Cycles of REM and deep sleep repeat about every 90 minutes. When we wake during the night it is usually in between these cycles when sleep lightens back into REM and this is why we often wake during or after a dream.
A lack of sleep can have a multitude of untoward effects on our mental and physical health. Decision making and reasoning skills are impaired, and anxiety and depression can occur. Immune system dysfunction can result in infective illness (eg catching a cold when you are tired and run down), inflammatory and autoimmune disorders, and possibly even cancer.
Changing time zones affects our body clock which is influenced by the day-night cycle. For each hour in time zone shift, it takes a day for our brain to adjust.
Today’s devices – phones, tablets, computers – can affect our sleep-wake cycle (circadian rhythm).
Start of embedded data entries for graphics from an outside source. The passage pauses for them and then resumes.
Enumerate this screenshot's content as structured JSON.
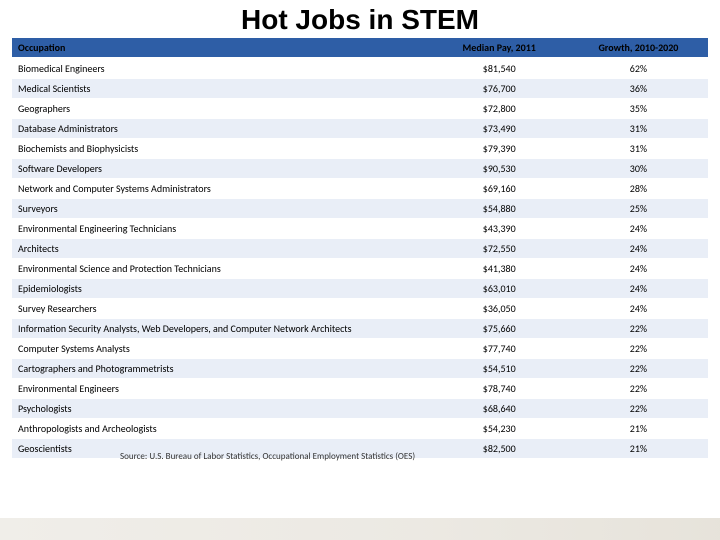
{
  "title": {
    "text": "Hot Jobs in STEM",
    "fontsize": 28,
    "color": "#000000"
  },
  "table": {
    "type": "table",
    "header_bg": "#2e5ea6",
    "header_fg": "#000000",
    "row_alt_bg": "#e9eef7",
    "row_bg": "#ffffff",
    "text_color": "#000000",
    "fontsize": 10,
    "columns": [
      {
        "label": "Occupation",
        "align": "left"
      },
      {
        "label": "Median Pay, 2011",
        "align": "center"
      },
      {
        "label": "Growth, 2010-2020",
        "align": "center"
      }
    ],
    "rows": [
      [
        "Biomedical Engineers",
        "$81,540",
        "62%"
      ],
      [
        "Medical Scientists",
        "$76,700",
        "36%"
      ],
      [
        "Geographers",
        "$72,800",
        "35%"
      ],
      [
        "Database Administrators",
        "$73,490",
        "31%"
      ],
      [
        "Biochemists and Biophysicists",
        "$79,390",
        "31%"
      ],
      [
        "Software Developers",
        "$90,530",
        "30%"
      ],
      [
        "Network and Computer Systems Administrators",
        "$69,160",
        "28%"
      ],
      [
        "Surveyors",
        "$54,880",
        "25%"
      ],
      [
        "Environmental Engineering Technicians",
        "$43,390",
        "24%"
      ],
      [
        "Architects",
        "$72,550",
        "24%"
      ],
      [
        "Environmental Science and Protection Technicians",
        "$41,380",
        "24%"
      ],
      [
        "Epidemiologists",
        "$63,010",
        "24%"
      ],
      [
        "Survey Researchers",
        "$36,050",
        "24%"
      ],
      [
        "Information Security Analysts, Web Developers, and Computer Network Architects",
        "$75,660",
        "22%"
      ],
      [
        "Computer Systems Analysts",
        "$77,740",
        "22%"
      ],
      [
        "Cartographers and Photogrammetrists",
        "$54,510",
        "22%"
      ],
      [
        "Environmental Engineers",
        "$78,740",
        "22%"
      ],
      [
        "Psychologists",
        "$68,640",
        "22%"
      ],
      [
        "Anthropologists and Archeologists",
        "$54,230",
        "21%"
      ],
      [
        "Geoscientists",
        "$82,500",
        "21%"
      ]
    ]
  },
  "source": "Source: U.S. Bureau of Labor Statistics, Occupational Employment Statistics (OES)"
}
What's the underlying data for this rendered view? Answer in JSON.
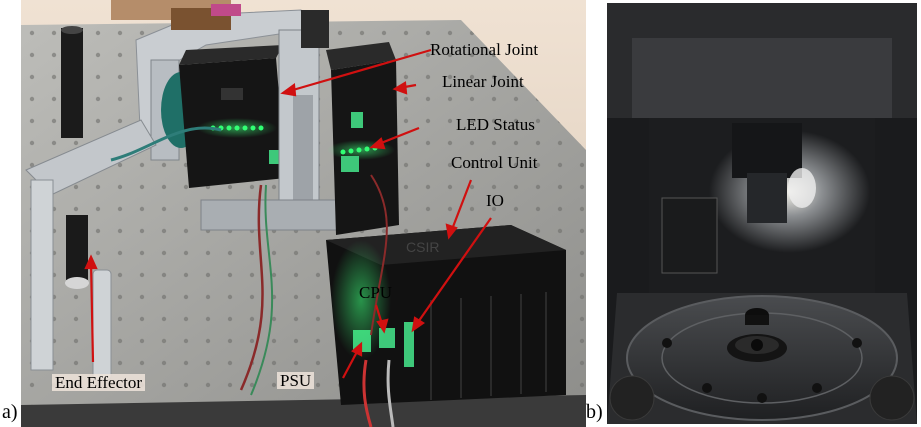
{
  "panels": {
    "a": {
      "label": "a)",
      "callouts": {
        "rotational_joint": "Rotational Joint",
        "linear_joint": "Linear Joint",
        "led_status": "LED Status",
        "control_unit": "Control Unit",
        "io": "IO",
        "cpu": "CPU",
        "psu": "PSU",
        "end_effector": "End Effector",
        "unit_brand": "CSIR"
      }
    },
    "b": {
      "label": "b)"
    }
  },
  "colors": {
    "callout_arrow": "#d01010",
    "led_green": "#2cff70",
    "enclosure_black": "#151515",
    "table_gray": "#a7a7a4",
    "wall_beige": "#e6d6c4"
  }
}
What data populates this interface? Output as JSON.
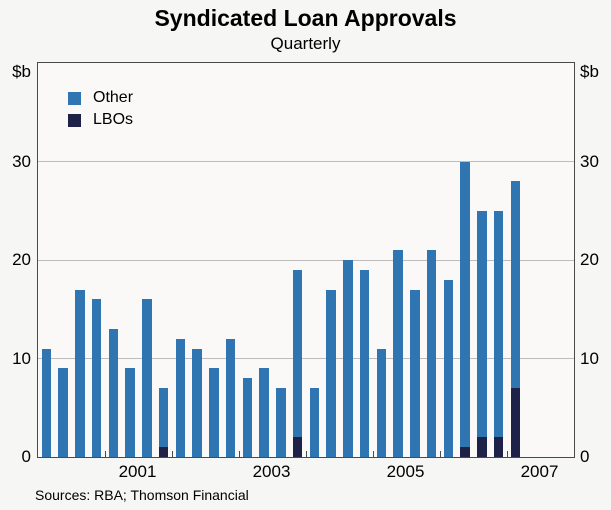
{
  "title": "Syndicated Loan Approvals",
  "subtitle": "Quarterly",
  "axes": {
    "unit_left": "$b",
    "unit_right": "$b"
  },
  "legend": [
    {
      "label": "Other",
      "color": "#2e75b1"
    },
    {
      "label": "LBOs",
      "color": "#1e2148"
    }
  ],
  "source": "Sources: RBA; Thomson Financial",
  "colors": {
    "other_bar": "#2e75b1",
    "lbo_bar": "#1e2148",
    "gridline": "#bcbcbc",
    "axis_border": "#4a4a4a",
    "background": "#f6f6f4"
  },
  "chart_data": {
    "type": "bar",
    "stacked": true,
    "title": "Syndicated Loan Approvals",
    "subtitle": "Quarterly",
    "ylabel": "$b",
    "ylim": [
      0,
      40
    ],
    "yticks": [
      0,
      10,
      20,
      30
    ],
    "grid": true,
    "legend_position": "top-left-inside",
    "x_start_year": 2000,
    "x_end_year": 2008,
    "xtick_labels": [
      2001,
      2003,
      2005,
      2007
    ],
    "year_boundary_ticks": [
      2001,
      2002,
      2003,
      2004,
      2005,
      2006,
      2007
    ],
    "categories": [
      "2000 Q1",
      "2000 Q2",
      "2000 Q3",
      "2000 Q4",
      "2001 Q1",
      "2001 Q2",
      "2001 Q3",
      "2001 Q4",
      "2002 Q1",
      "2002 Q2",
      "2002 Q3",
      "2002 Q4",
      "2003 Q1",
      "2003 Q2",
      "2003 Q3",
      "2003 Q4",
      "2004 Q1",
      "2004 Q2",
      "2004 Q3",
      "2004 Q4",
      "2005 Q1",
      "2005 Q2",
      "2005 Q3",
      "2005 Q4",
      "2006 Q1",
      "2006 Q2",
      "2006 Q3",
      "2006 Q4",
      "2007 Q1"
    ],
    "series": [
      {
        "name": "Other",
        "color": "#2e75b1",
        "values": [
          11,
          9,
          17,
          16,
          13,
          9,
          16,
          6,
          12,
          11,
          9,
          12,
          8,
          9,
          7,
          17,
          7,
          17,
          20,
          19,
          11,
          21,
          17,
          21,
          18,
          29,
          23,
          23,
          21
        ]
      },
      {
        "name": "LBOs",
        "color": "#1e2148",
        "values": [
          0,
          0,
          0,
          0,
          0,
          0,
          0,
          1,
          0,
          0,
          0,
          0,
          0,
          0,
          0,
          2,
          0,
          0,
          0,
          0,
          0,
          0,
          0,
          0,
          0,
          1,
          2,
          2,
          7
        ]
      }
    ],
    "totals": [
      11,
      9,
      17,
      16,
      13,
      9,
      16,
      7,
      12,
      11,
      9,
      12,
      8,
      9,
      7,
      19,
      7,
      17,
      20,
      19,
      11,
      21,
      17,
      21,
      18,
      30,
      25,
      25,
      28
    ]
  }
}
The blue-light screen makes our brain think it is daytime and suppresses melatonium secretion (which normally peaks at night and helps us sleep). If your device has a “Night Shift” function which makes the screen have a red tinge rather than blue at night, use it, it helps!
- Using these devices to check emails, Instagram, Facebook etc provides a further stimulus to keep us awake.
- Caffeine and alcohol can also contribute to a poor night’s sleep.
- To help achieve a good night’s sleep, aim to reduce such stimulation.
- Put your phone on silent or do not disturb (your favourites will still be able to call).
- Try to resist the urge to check social media and work.
- Do something relaxing. Take a bath, read a book or put some relaxing music on.